Cumhurbaşkanımız Erdoğan, "Deprem bölgesinde ikamet eden veya deprem bölgesi illerinin nüfusuna kayıtlı 13 binin üzerindeki yükümlü askerimizin mart ve nisan celpleri de mayısa ertelenmiştir. Yani 13 binin üzerindeki yükümlü askerimizin mart ve nisan ceplerini mayıs ayına ertelenmek suretiyle burada böyle bir ertelemeyi, ara vermeyi gerçekleştirmiş olduk." diye konuştu.
Bölgeye gönderilecek yardımların mutlaka AFAD birimleriyle irtibatlı şekilde toplanması ve nakledilmesi gerektiğine vurgu yapan Cumhurbaşkanımız Erdoğan, ayni yardımlarda da herhangi bir sıkıntının söz konusu olmadığını belirtti.
Bu işlerin AFAD'ın koordinesinde gerçekleştirildiğini, aksi takdirde bu yardımların heba olup gitme tehlikesinin bulunduğunu söyleyen Cumhurbaşkanımız Erdoğan, depremzedelere nakdi yardımda bulunmak isteyen vatandaşların, bunu AFAD hesapları üzerinden gerçekleştirmelerinin en sağlıklı ve isabetli yöntem olduğunu kaydetti.
Cumhurbaşkanımız Erdoğan, "Maalesef böyle kara günlerde bile milletimizi dolandırmaya teşebbüs edecek kadar insanlıktan nasibini almamış alçaklar çıkabiliyor. İşte olağanüstü hal ilan ettik. Parlamentomuzdan da bu geçti mi, geçti. Şimdi bu ne demektir; artık bu tür atılacak adımlarda, yağmalama veya kaçırma, bu tür işleri yapanlar devletin o güvenli elinin sırtlarında olduğunu bilmeleri lazım." dedi.

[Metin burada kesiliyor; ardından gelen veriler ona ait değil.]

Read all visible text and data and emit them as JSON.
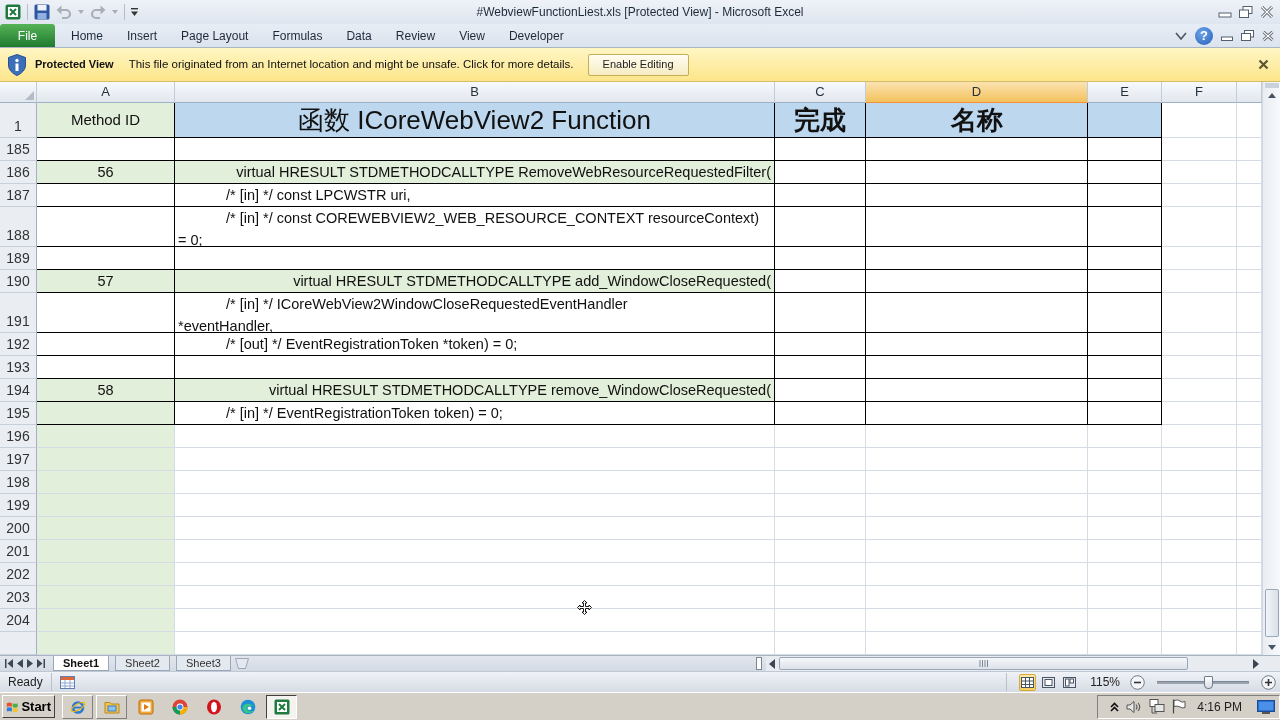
{
  "window": {
    "title": "#WebviewFunctionLiest.xls [Protected View] - Microsoft Excel"
  },
  "quick_access": [
    {
      "kind": "save",
      "disabled": false
    },
    {
      "kind": "undo",
      "disabled": true
    },
    {
      "kind": "redo",
      "disabled": true
    }
  ],
  "ribbon": {
    "tabs": [
      {
        "label": "File",
        "kind": "backstage"
      },
      {
        "label": "Home",
        "kind": "tab"
      },
      {
        "label": "Insert",
        "kind": "tab"
      },
      {
        "label": "Page Layout",
        "kind": "tab"
      },
      {
        "label": "Formulas",
        "kind": "tab"
      },
      {
        "label": "Data",
        "kind": "tab"
      },
      {
        "label": "Review",
        "kind": "tab"
      },
      {
        "label": "View",
        "kind": "tab"
      },
      {
        "label": "Developer",
        "kind": "tab"
      }
    ],
    "help": "?"
  },
  "message_bar": {
    "title": "Protected View",
    "message": "This file originated from an Internet location and might be unsafe. Click for more details.",
    "button": "Enable Editing"
  },
  "columns": [
    {
      "label": "A",
      "selected": false
    },
    {
      "label": "B",
      "selected": false
    },
    {
      "label": "C",
      "selected": false
    },
    {
      "label": "D",
      "selected": true
    },
    {
      "label": "E",
      "selected": false
    },
    {
      "label": "F",
      "selected": false
    }
  ],
  "rows": [
    {
      "number": "1",
      "kind": "heading",
      "cells": [
        {
          "text": "Method ID",
          "color": "#e2efda"
        },
        {
          "text": "函数 ICoreWebView2 Function",
          "color": "#bdd7ee"
        },
        {
          "text": "完成",
          "color": "#bdd7ee"
        },
        {
          "text": "名称",
          "color": "#bdd7ee"
        },
        {
          "color": "#bdd7ee"
        }
      ]
    },
    {
      "number": "185",
      "kind": "blank",
      "cells": []
    },
    {
      "number": "186",
      "kind": "method",
      "cells": [
        {
          "text": "56",
          "color": "#e2efda"
        },
        {
          "text": "virtual HRESULT STDMETHODCALLTYPE RemoveWebResourceRequestedFilter(",
          "color": "#e2efda"
        }
      ]
    },
    {
      "number": "187",
      "kind": "param",
      "cells": [
        {},
        {
          "text": "/* [in] */ const LPCWSTR uri,"
        }
      ]
    },
    {
      "number": "188",
      "kind": "param",
      "cells": [
        {},
        {
          "text": "/* [in] */ const COREWEBVIEW2_WEB_RESOURCE_CONTEXT resourceContext)\n= 0;"
        }
      ]
    },
    {
      "number": "189",
      "kind": "blank",
      "cells": []
    },
    {
      "number": "190",
      "kind": "method",
      "cells": [
        {
          "text": "57",
          "color": "#e2efda"
        },
        {
          "text": "virtual HRESULT STDMETHODCALLTYPE add_WindowCloseRequested(",
          "color": "#e2efda"
        }
      ]
    },
    {
      "number": "191",
      "kind": "param",
      "cells": [
        {},
        {
          "text": "/* [in] */ ICoreWebView2WindowCloseRequestedEventHandler\n*eventHandler,"
        }
      ]
    },
    {
      "number": "192",
      "kind": "param",
      "cells": [
        {},
        {
          "text": "/* [out] */ EventRegistrationToken *token) = 0;"
        }
      ]
    },
    {
      "number": "193",
      "kind": "blank",
      "cells": []
    },
    {
      "number": "194",
      "kind": "method",
      "cells": [
        {
          "text": "58",
          "color": "#e2efda"
        },
        {
          "text": "virtual HRESULT STDMETHODCALLTYPE remove_WindowCloseRequested(",
          "color": "#e2efda"
        }
      ]
    },
    {
      "number": "195",
      "kind": "param",
      "cells": [
        {
          "color": "#e2efda"
        },
        {
          "text": "/* [in] */ EventRegistrationToken token) = 0;"
        }
      ]
    },
    {
      "number": "196",
      "kind": "empty",
      "cells": [
        {
          "color": "#e2efda"
        }
      ]
    },
    {
      "number": "197",
      "kind": "empty",
      "cells": [
        {
          "color": "#e2efda"
        }
      ]
    },
    {
      "number": "198",
      "kind": "empty",
      "cells": [
        {
          "color": "#e2efda"
        }
      ]
    },
    {
      "number": "199",
      "kind": "empty",
      "cells": [
        {
          "color": "#e2efda"
        }
      ]
    },
    {
      "number": "200",
      "kind": "empty",
      "cells": [
        {
          "color": "#e2efda"
        }
      ]
    },
    {
      "number": "201",
      "kind": "empty",
      "cells": [
        {
          "color": "#e2efda"
        }
      ]
    },
    {
      "number": "202",
      "kind": "empty",
      "cells": [
        {
          "color": "#e2efda"
        }
      ]
    },
    {
      "number": "203",
      "kind": "empty",
      "cells": [
        {
          "color": "#e2efda"
        }
      ]
    },
    {
      "number": "204",
      "kind": "empty",
      "cells": [
        {
          "color": "#e2efda"
        }
      ]
    },
    {
      "kind": "empty",
      "cells": [
        {
          "color": "#e2efda"
        }
      ]
    }
  ],
  "sheet_tabs": [
    {
      "label": "Sheet1",
      "selected": true
    },
    {
      "label": "Sheet2",
      "selected": false
    },
    {
      "label": "Sheet3",
      "selected": false
    }
  ],
  "status_bar": {
    "status": "Ready",
    "views": [
      {
        "kind": "normal",
        "selected": true
      },
      {
        "kind": "page_layout",
        "selected": false
      },
      {
        "kind": "page_break",
        "selected": false
      }
    ],
    "zoom": {
      "reading": "115%",
      "level": 0.55
    }
  },
  "taskbar": {
    "start": "Start",
    "apps": [
      {
        "kind": "globe",
        "open": true,
        "selected": false
      },
      {
        "kind": "folder",
        "open": true,
        "selected": false
      },
      {
        "kind": "media",
        "open": false,
        "selected": false
      },
      {
        "kind": "segmented",
        "open": false,
        "selected": false
      },
      {
        "kind": "ring",
        "open": false,
        "selected": false
      },
      {
        "kind": "swirl",
        "open": false,
        "selected": false
      },
      {
        "kind": "sheet",
        "open": true,
        "selected": true
      }
    ],
    "clock": "4:16 PM"
  }
}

"Bu zor günleri de geride bırakacağız"
Uluslararası camiadan da hem taziye mesajları hem de maddi manevi destek tekliflerinin gelmeye devam ettiğini bildiren Cumhurbaşkanımız Recep Tayyip Erdoğan, sözlerini şöyle tamamladı:
"Milletimizden, devletine ve hükümetine güvenmelerini istiyorum. Biz bu coğrafyadaki bin yıllık tarihinde nice badireyi atlatmış büyük bir milletiz. Biz işgal girişiminden darbe ve teröre kadar nice saldırının üstesinden gelmiş bir devletiz. Biz 'bir daha ayağa kalkamaz' diyenleri defalarca hüsrana uğratmış bir ülkeyiz. Biz bugüne kadar milletine verdiği tüm taahhütleri yerine getirmiş, sözünün eri bir hükümetiz. İnşallah bu zor günleri de geride bırakacağız. Bir kez daha Diyarbakırlı kardeşlerime geçmiş olsun dileklerimi ifade ediyorum ve 1 yıl içinde Allah'ın izniyle bu yıkılan konutları yeniden inşa ve ihyayı gerçekleştireceğiz. Rabbim bizleri bir daha böyle imtihanlarla yüz yüze bırakmasın."